Fortunately, Chris and Whitney just happened to have their tux and formal attire with them, which turned out to be totally lucky and a complete coincidence.
As it turned out, Whitney is the girl who's totally infatuated with the thought of getting married, which:
1) Explained why she was so into crashing the wedding and pretending that she was Chris' fiance, and
2) Was totally awesome for Chris, or any other guy who's trying to date at least one woman while still declaring himself a "bachelor."
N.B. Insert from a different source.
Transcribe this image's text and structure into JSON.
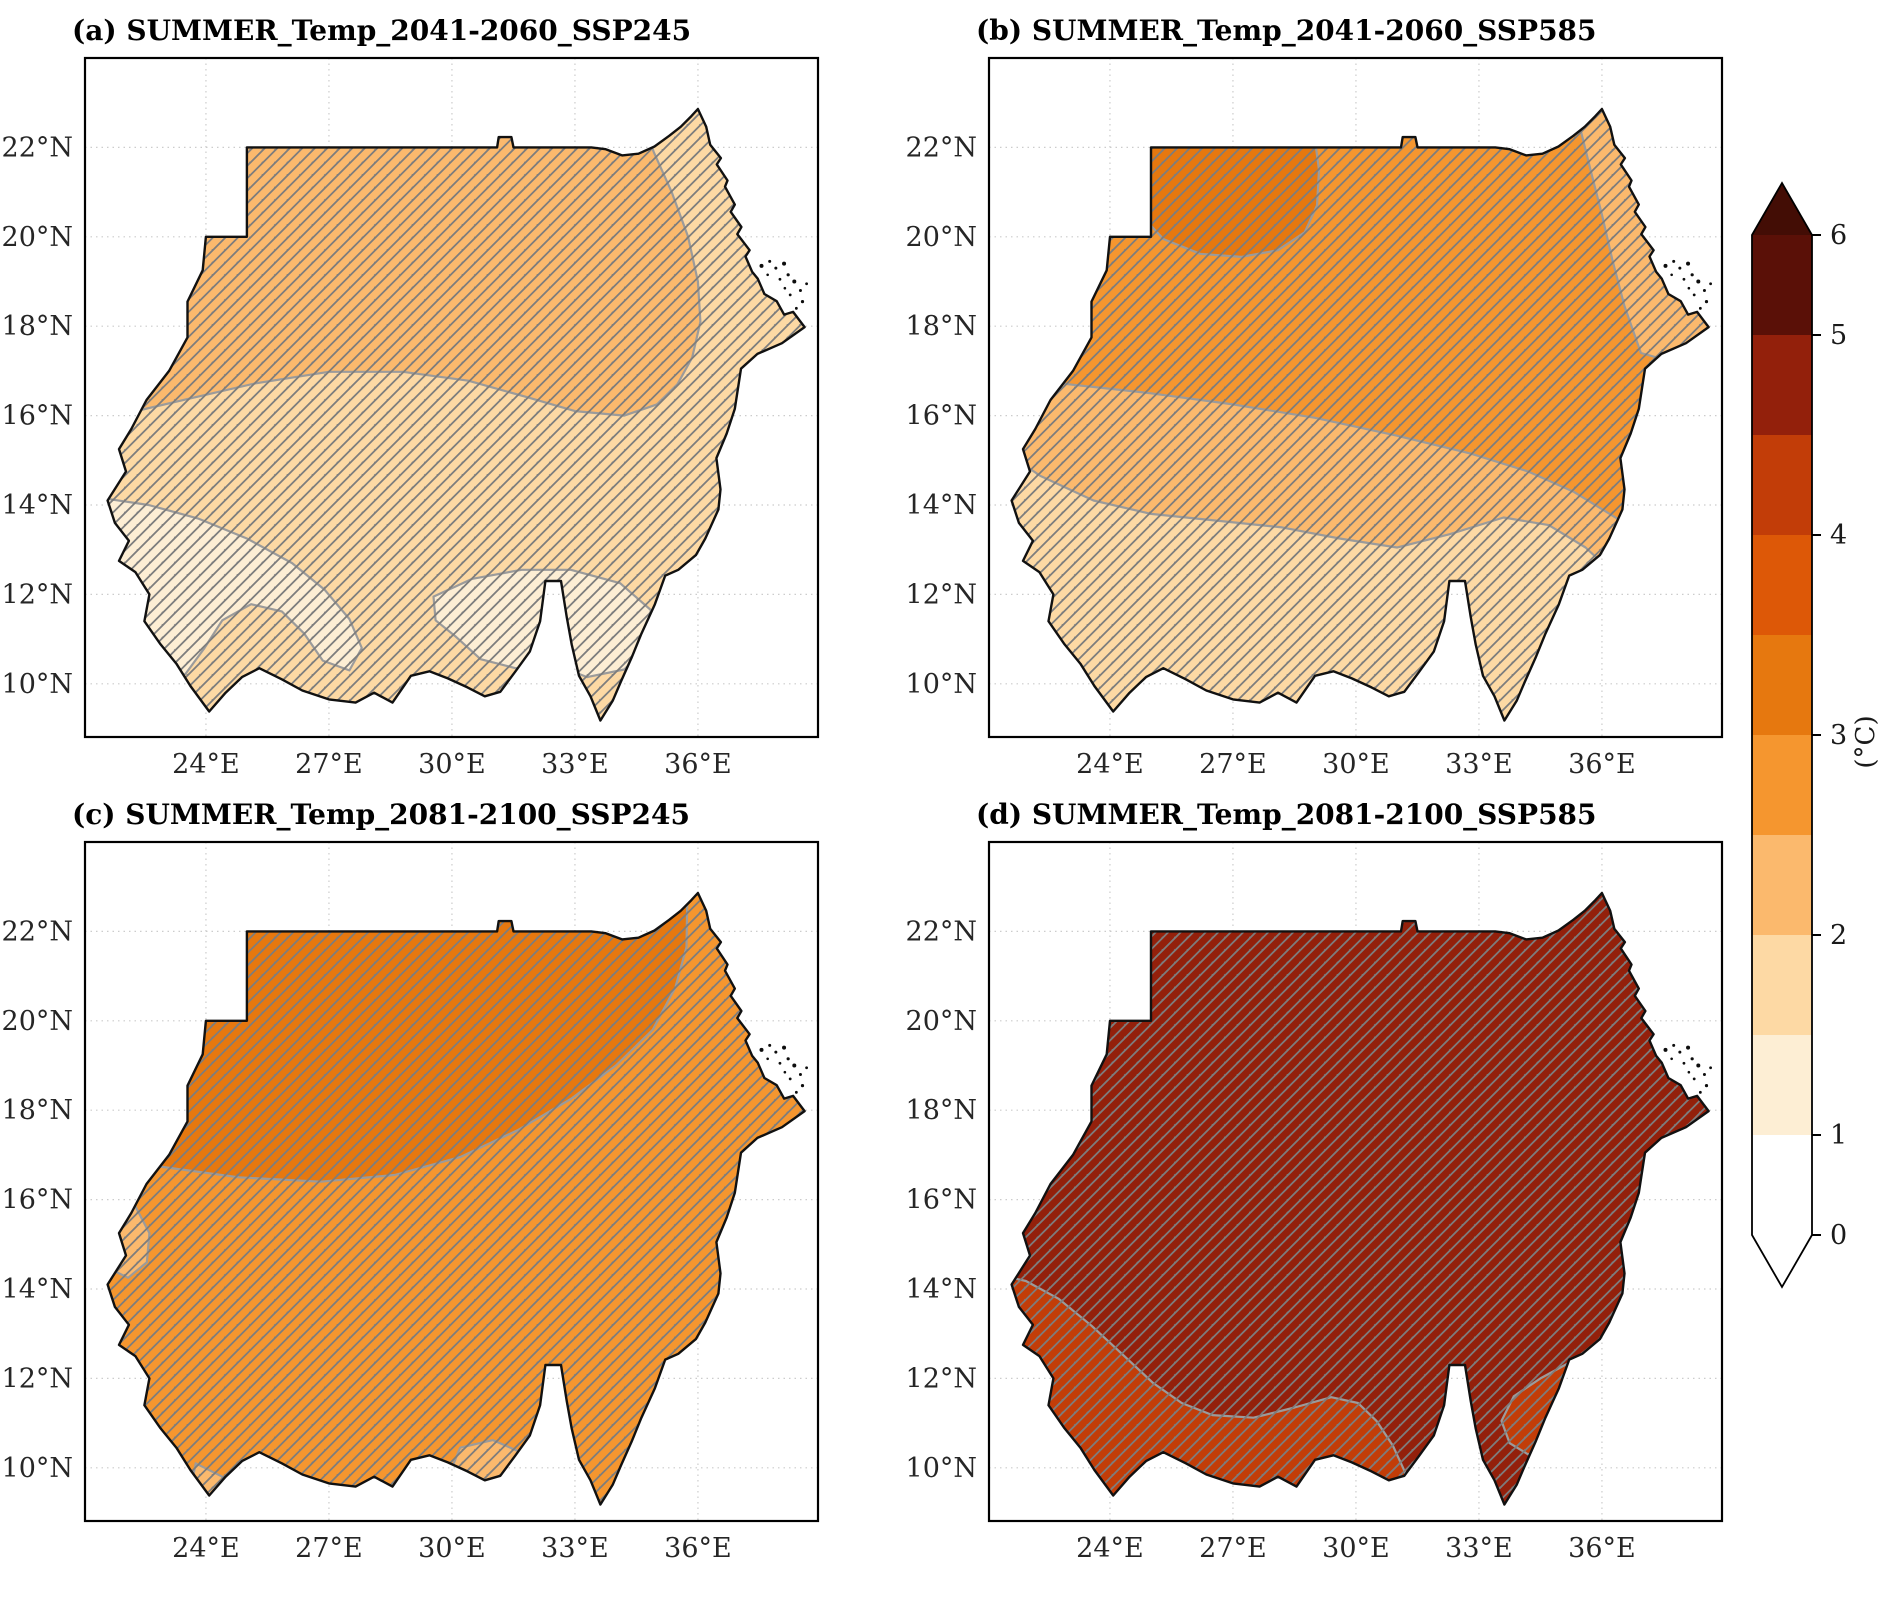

At the end of the night, Chris took his love back to his room to make out, and do whatever else any other guy would do with someone who's desperate to engaged after going to a romantic wedding.
Chris Soules and Jimmy Kimmel |
And after Chris got done showering with Jimmy Kimmel the next morning, he was ready to deal with the women again, with it being announced that the pre-Rose Ceremony cocktail party had been cancelled and that there would be a pool party instead.
Juelia tried her best to lift Chris' spirits by telling him all about her ex husband's suicide, while Britt marked her territory by putting her lipstick all over his face.
Jillian, who once again accidentally forgot to cover her ass, decided to wait things out in Chris' hot tub, where Chris was going to sped some alone time with Jade, with whom he had just made out with.
Okay, at this point I'm starting to wonder whether or not Jillian Anderson is trying to show her ass to America on purpose. |
In addition to Jillian's ass, Ashley I., Megan and Mackenzie all also decide to crash Chris' hot tub date.
Feeling insecure, Ashley I. left the hot tub saying, "I hope I kiss him again, because that would make me feel better," almost as if Chris' mouth was a half gallon tub of Ben and Jerry's.
Fortunately, Ashely I. made it happen by grabbing Chris and dry humping his face, which was good enough to earn her the last rose of the night.
Virgin or not, with the best ass in the house, Chris isn't sending Ashley I. home quite yet, especially when she comes across like she puts out. |
Sadly, Chris sent Amber, the sole black girl this year, home...Not because she was black, but so she could be with her people on Martin Luther King Day when the episode first aired.
Despite Chris' thoughtfulness, Amber seemed bitter saying, "He didn't even get to know me that much," which was odd considering that Chris made it a point to make out with every other girl in the house before sending any one of them home.
Chris also parted ways with Tracy, the teacher from California, as well as Trina, who managed to stay so sober this week that I didn't even realize who she was when she was sent packing.